Obtuseness is the last refuge of the incompetent. In this passage, Gray gives us a perfect example of what I call the Policy Punt — “It’s against our policy to tell you that” — to which add the Vacation Evasion (“There’s only one person who can tell anything about that, and he/she is on vacation”) and that reliable evergreen, the Fictional Flood (“We used to have those records, but there was a flood in the basement”). As someone who has heard multiple variations of these songs, I appreciate Gray’s criticism of the tunes.

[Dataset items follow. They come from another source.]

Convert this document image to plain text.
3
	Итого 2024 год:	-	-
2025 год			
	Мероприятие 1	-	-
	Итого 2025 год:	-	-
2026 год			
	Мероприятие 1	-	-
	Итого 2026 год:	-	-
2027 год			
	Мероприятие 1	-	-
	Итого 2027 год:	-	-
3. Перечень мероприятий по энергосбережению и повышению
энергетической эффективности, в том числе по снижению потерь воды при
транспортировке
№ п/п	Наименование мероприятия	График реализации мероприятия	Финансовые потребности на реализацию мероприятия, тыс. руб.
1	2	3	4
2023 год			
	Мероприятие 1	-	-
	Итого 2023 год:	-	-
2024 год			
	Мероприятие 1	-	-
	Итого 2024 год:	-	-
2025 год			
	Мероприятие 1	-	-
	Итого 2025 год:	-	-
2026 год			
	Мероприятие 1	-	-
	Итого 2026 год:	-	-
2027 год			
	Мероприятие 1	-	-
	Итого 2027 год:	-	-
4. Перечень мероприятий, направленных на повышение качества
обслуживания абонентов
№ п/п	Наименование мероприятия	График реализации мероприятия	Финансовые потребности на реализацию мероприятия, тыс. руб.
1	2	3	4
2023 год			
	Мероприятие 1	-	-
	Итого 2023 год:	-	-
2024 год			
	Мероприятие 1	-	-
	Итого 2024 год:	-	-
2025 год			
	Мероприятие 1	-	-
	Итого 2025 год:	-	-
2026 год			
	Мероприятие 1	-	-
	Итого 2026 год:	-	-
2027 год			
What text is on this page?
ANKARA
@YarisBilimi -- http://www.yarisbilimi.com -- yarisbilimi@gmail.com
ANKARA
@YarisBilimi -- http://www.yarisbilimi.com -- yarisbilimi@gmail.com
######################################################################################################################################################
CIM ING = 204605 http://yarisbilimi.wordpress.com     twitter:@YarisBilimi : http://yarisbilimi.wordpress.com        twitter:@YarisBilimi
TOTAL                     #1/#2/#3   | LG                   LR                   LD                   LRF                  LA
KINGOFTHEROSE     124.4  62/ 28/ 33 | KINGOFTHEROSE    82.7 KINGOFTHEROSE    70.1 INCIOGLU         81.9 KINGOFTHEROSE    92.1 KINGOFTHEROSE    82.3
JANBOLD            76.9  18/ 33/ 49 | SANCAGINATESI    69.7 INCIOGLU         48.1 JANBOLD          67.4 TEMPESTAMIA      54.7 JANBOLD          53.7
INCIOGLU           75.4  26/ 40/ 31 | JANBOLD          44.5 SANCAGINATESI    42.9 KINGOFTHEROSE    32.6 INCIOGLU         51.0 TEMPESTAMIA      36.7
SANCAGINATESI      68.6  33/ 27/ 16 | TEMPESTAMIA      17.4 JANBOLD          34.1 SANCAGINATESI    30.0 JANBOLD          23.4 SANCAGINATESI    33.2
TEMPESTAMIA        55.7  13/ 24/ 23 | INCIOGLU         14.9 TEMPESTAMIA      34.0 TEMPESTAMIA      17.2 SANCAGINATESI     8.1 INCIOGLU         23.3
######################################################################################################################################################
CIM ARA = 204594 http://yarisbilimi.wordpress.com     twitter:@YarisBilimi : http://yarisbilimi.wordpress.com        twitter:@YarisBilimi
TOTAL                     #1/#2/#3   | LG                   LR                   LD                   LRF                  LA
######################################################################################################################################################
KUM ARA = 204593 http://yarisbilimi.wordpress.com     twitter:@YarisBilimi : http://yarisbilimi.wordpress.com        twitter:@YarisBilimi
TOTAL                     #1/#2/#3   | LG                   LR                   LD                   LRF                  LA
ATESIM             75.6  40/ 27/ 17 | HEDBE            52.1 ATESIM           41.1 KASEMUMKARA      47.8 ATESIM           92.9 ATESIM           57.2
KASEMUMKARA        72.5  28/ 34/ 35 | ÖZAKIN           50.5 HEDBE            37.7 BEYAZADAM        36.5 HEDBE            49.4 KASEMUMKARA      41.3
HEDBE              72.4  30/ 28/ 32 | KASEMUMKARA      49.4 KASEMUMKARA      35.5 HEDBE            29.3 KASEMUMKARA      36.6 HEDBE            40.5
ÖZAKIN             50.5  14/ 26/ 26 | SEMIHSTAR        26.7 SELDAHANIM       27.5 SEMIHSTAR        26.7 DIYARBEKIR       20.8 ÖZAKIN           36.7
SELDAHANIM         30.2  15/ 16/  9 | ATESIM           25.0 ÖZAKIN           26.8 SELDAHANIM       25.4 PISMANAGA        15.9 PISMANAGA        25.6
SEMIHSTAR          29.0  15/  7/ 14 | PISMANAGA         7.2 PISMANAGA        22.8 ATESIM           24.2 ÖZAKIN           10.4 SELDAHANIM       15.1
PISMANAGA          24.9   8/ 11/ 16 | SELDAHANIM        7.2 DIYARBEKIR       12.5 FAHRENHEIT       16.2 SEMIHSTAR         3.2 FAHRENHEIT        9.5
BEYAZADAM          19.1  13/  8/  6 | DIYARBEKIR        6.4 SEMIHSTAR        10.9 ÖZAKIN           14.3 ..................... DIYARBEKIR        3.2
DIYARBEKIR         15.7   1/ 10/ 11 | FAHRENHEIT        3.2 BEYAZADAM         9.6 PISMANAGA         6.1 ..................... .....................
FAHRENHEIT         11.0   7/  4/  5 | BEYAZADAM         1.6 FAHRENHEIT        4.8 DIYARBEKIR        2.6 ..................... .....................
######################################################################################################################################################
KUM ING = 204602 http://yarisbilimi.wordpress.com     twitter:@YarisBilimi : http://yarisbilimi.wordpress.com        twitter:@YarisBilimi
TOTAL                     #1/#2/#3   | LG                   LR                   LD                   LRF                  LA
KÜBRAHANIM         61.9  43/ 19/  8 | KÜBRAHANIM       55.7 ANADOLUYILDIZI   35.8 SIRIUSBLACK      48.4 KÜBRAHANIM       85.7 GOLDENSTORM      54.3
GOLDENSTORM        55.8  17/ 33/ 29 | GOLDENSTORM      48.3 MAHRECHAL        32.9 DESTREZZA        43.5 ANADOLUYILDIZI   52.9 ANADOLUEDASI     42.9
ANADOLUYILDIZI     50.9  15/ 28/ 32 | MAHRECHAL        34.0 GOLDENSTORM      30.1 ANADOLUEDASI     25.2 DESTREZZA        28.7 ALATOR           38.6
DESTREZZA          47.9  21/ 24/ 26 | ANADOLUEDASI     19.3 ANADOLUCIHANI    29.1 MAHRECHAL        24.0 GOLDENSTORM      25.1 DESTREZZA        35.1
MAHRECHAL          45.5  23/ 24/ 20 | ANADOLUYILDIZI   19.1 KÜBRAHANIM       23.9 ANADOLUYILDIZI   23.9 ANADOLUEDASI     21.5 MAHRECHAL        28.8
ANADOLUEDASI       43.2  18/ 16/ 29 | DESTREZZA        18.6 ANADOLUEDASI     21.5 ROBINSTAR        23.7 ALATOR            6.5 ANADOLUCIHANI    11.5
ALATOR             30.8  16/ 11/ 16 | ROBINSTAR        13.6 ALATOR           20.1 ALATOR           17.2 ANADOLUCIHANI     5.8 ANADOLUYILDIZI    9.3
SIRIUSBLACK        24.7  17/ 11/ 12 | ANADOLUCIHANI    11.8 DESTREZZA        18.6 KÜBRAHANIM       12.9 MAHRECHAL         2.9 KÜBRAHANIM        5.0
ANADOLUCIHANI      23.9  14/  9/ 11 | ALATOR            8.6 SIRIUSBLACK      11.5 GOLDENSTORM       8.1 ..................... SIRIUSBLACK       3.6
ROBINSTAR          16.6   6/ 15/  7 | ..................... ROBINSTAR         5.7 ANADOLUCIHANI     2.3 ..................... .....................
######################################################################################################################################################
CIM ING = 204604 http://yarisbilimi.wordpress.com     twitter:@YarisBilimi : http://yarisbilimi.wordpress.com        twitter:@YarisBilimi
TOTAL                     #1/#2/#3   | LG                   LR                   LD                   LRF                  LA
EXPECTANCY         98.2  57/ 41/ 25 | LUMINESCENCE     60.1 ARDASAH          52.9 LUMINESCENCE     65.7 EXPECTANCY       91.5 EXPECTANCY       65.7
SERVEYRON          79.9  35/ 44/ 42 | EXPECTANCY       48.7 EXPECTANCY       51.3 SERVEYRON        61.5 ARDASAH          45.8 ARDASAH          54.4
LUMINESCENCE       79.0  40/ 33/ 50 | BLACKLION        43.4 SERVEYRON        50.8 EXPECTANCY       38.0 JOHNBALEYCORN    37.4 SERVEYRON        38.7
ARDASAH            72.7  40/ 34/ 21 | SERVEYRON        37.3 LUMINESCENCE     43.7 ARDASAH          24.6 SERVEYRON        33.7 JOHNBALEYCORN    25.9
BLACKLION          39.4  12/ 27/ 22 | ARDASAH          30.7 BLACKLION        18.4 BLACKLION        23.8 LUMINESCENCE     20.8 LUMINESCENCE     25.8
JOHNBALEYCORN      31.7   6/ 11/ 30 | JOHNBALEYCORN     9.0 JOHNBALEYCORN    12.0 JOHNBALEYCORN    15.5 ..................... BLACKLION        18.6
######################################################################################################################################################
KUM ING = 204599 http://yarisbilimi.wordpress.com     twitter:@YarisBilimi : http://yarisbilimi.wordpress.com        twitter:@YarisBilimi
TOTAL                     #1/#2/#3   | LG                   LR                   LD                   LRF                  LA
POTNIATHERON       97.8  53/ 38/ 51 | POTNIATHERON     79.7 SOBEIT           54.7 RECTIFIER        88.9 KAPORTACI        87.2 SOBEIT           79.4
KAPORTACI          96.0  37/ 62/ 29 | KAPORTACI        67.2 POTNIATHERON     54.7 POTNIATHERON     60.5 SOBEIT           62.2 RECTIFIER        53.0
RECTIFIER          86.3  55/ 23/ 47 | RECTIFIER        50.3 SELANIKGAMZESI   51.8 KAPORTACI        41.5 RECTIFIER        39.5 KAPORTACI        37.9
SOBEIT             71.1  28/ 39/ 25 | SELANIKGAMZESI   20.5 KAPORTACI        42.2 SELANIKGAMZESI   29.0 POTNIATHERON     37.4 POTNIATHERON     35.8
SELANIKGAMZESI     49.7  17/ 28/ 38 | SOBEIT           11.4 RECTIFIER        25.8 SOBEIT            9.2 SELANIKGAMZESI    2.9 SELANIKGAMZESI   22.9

At times, Hand Me My Travelin’ Shoes threatens to veer into dyspeptic Paul Theroux territory, with passages in which Gray finds himself marooned at strip-mall eateries, decrying “this vast acreage of plastic banquettes and paper cups and fried food and smiling servers paid virtually nothing but their tips . . . and no one seems to care that the food is so gross or that you can’t be a grown-up and have a drink.” Late in the book, however, is a description of a blood-freezing encounter with Georgia state prison guards that leaves you happy for Gray’s escape, and thinking about how it must have been for a black man in McTell’s time, when an encounter with whites could have sudden, life-changing consequences.

At such moments, one forgets the grumping about fast food and the unavailability of good wine, and Hand Me My Travelin’ Shoes recovers its appeal as an engrossing, unique book — one that, like the music of its subject, pulls unlikely influences into a unified, distinctive whole.